Amor em aiuruoca
Seu Tião não sabe onde deixou sua aiuruoca.
Fita o céu nublado através da janela; ele, em sua cadeira de madeira.
Pensava consigo que se lembrara de Johnny Mathis, Net Cole, sua formatura e a dança não dançada, mas não se lembrava onde estava sua aiuruoca.
Na sua inquietude silenciosa, seu Tião, tinha os braços pendentes sobre as pernas, o olhar longe e empedrado, mandíbula pendente e suas costas apoiadas em almofadas.
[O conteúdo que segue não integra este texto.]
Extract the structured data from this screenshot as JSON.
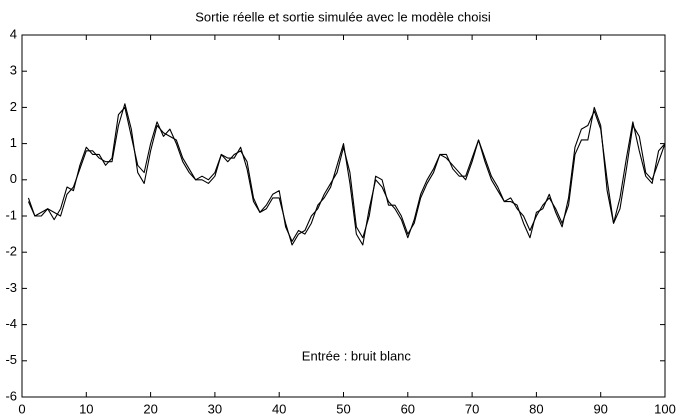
{
  "chart_data": {
    "type": "line",
    "title": "Sortie réelle et sortie simulée avec le modèle choisi",
    "annotations": [
      "Entrée : bruit blanc"
    ],
    "x": [
      1,
      2,
      3,
      4,
      5,
      6,
      7,
      8,
      9,
      10,
      11,
      12,
      13,
      14,
      15,
      16,
      17,
      18,
      19,
      20,
      21,
      22,
      23,
      24,
      25,
      26,
      27,
      28,
      29,
      30,
      31,
      32,
      33,
      34,
      35,
      36,
      37,
      38,
      39,
      40,
      41,
      42,
      43,
      44,
      45,
      46,
      47,
      48,
      49,
      50,
      51,
      52,
      53,
      54,
      55,
      56,
      57,
      58,
      59,
      60,
      61,
      62,
      63,
      64,
      65,
      66,
      67,
      68,
      69,
      70,
      71,
      72,
      73,
      74,
      75,
      76,
      77,
      78,
      79,
      80,
      81,
      82,
      83,
      84,
      85,
      86,
      87,
      88,
      89,
      90,
      91,
      92,
      93,
      94,
      95,
      96,
      97,
      98,
      99,
      100
    ],
    "series": [
      {
        "color": "#000000",
        "values": [
          -0.5,
          -1.0,
          -0.9,
          -0.8,
          -1.1,
          -0.8,
          -0.2,
          -0.3,
          0.4,
          0.9,
          0.7,
          0.7,
          0.4,
          0.6,
          1.8,
          2.0,
          1.2,
          0.4,
          0.2,
          1.0,
          1.6,
          1.2,
          1.4,
          1.0,
          0.5,
          0.2,
          0.0,
          0.1,
          0.0,
          0.2,
          0.7,
          0.6,
          0.6,
          0.9,
          0.3,
          -0.6,
          -0.9,
          -0.7,
          -0.4,
          -0.3,
          -1.3,
          -1.7,
          -1.4,
          -1.5,
          -1.2,
          -0.7,
          -0.5,
          -0.2,
          0.4,
          1.0,
          -0.1,
          -1.5,
          -1.8,
          -0.8,
          0.0,
          -0.2,
          -0.6,
          -0.8,
          -1.1,
          -1.6,
          -1.1,
          -0.4,
          0.0,
          0.3,
          0.7,
          0.7,
          0.3,
          0.1,
          0.1,
          0.6,
          1.1,
          0.5,
          0.0,
          -0.3,
          -0.6,
          -0.6,
          -0.7,
          -1.2,
          -1.6,
          -0.9,
          -0.8,
          -0.4,
          -0.9,
          -1.3,
          -0.5,
          0.9,
          1.4,
          1.5,
          1.9,
          1.4,
          0.0,
          -1.2,
          -0.5,
          0.6,
          1.6,
          0.8,
          0.1,
          -0.1,
          0.8,
          1.0
        ]
      },
      {
        "color": "#000000",
        "values": [
          -0.6,
          -1.0,
          -1.0,
          -0.8,
          -0.9,
          -1.0,
          -0.4,
          -0.2,
          0.3,
          0.8,
          0.8,
          0.6,
          0.5,
          0.5,
          1.5,
          2.1,
          1.4,
          0.2,
          -0.1,
          0.8,
          1.5,
          1.3,
          1.2,
          1.1,
          0.6,
          0.3,
          0.0,
          0.0,
          -0.1,
          0.1,
          0.7,
          0.5,
          0.7,
          0.8,
          0.5,
          -0.5,
          -0.9,
          -0.8,
          -0.5,
          -0.5,
          -1.2,
          -1.8,
          -1.5,
          -1.4,
          -1.0,
          -0.8,
          -0.4,
          -0.1,
          0.2,
          0.9,
          0.2,
          -1.3,
          -1.6,
          -1.0,
          0.1,
          0.0,
          -0.7,
          -0.7,
          -1.0,
          -1.5,
          -1.2,
          -0.5,
          -0.1,
          0.2,
          0.7,
          0.6,
          0.4,
          0.2,
          0.0,
          0.5,
          1.1,
          0.6,
          0.1,
          -0.2,
          -0.6,
          -0.5,
          -0.8,
          -1.0,
          -1.4,
          -1.0,
          -0.7,
          -0.5,
          -0.8,
          -1.2,
          -0.7,
          0.7,
          1.1,
          1.1,
          2.0,
          1.5,
          -0.3,
          -1.2,
          -0.8,
          0.3,
          1.5,
          1.2,
          0.2,
          0.0,
          0.5,
          1.0
        ]
      }
    ],
    "xlim": [
      0,
      100
    ],
    "xticks": [
      0,
      10,
      20,
      30,
      40,
      50,
      60,
      70,
      80,
      90,
      100
    ],
    "ylim": [
      -6,
      4
    ],
    "yticks": [
      -6,
      -5,
      -4,
      -3,
      -2,
      -1,
      0,
      1,
      2,
      3,
      4
    ],
    "grid": false
  }
}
As melodias lhe viam vivazes em sua mente. Às vezes, um ou outro rosto lhe roubava a distração ao fitar-lhe os olhos...
Não os reconhecia.
Seu Tião não entendia por que sempre lhe chamavam de pai, tio, vô e sempre estavam com o mesmo olhar de "Quem sou eu?"
"Ora, se você não sabe, eu vou saber? -pensava, o impaciente Tião.
Os dias eram assim: "Onde diabos deixei minha aiuruoca?" -esbravejava consigo, seguido de longos períodos de silêncio.
Um belo dia, seu Tião se foi. Amanhecera com um sorriso de paz. Seus familiares acharam em meio a seus pertences uma pequena caixa. Dentro, havia uma pequena aiuruoca e uma foto de Tião e Tina, sua finada esposa. Os dois sob uma cachoeira,, no esplendor da juventude e sorridentes em paixão. No verso, os dizeres:
"Amada Tina,
Lhe prometo ser fiel e lhe amar enquanto eu viver. Sempre, sempre, sempre. Mais e mais.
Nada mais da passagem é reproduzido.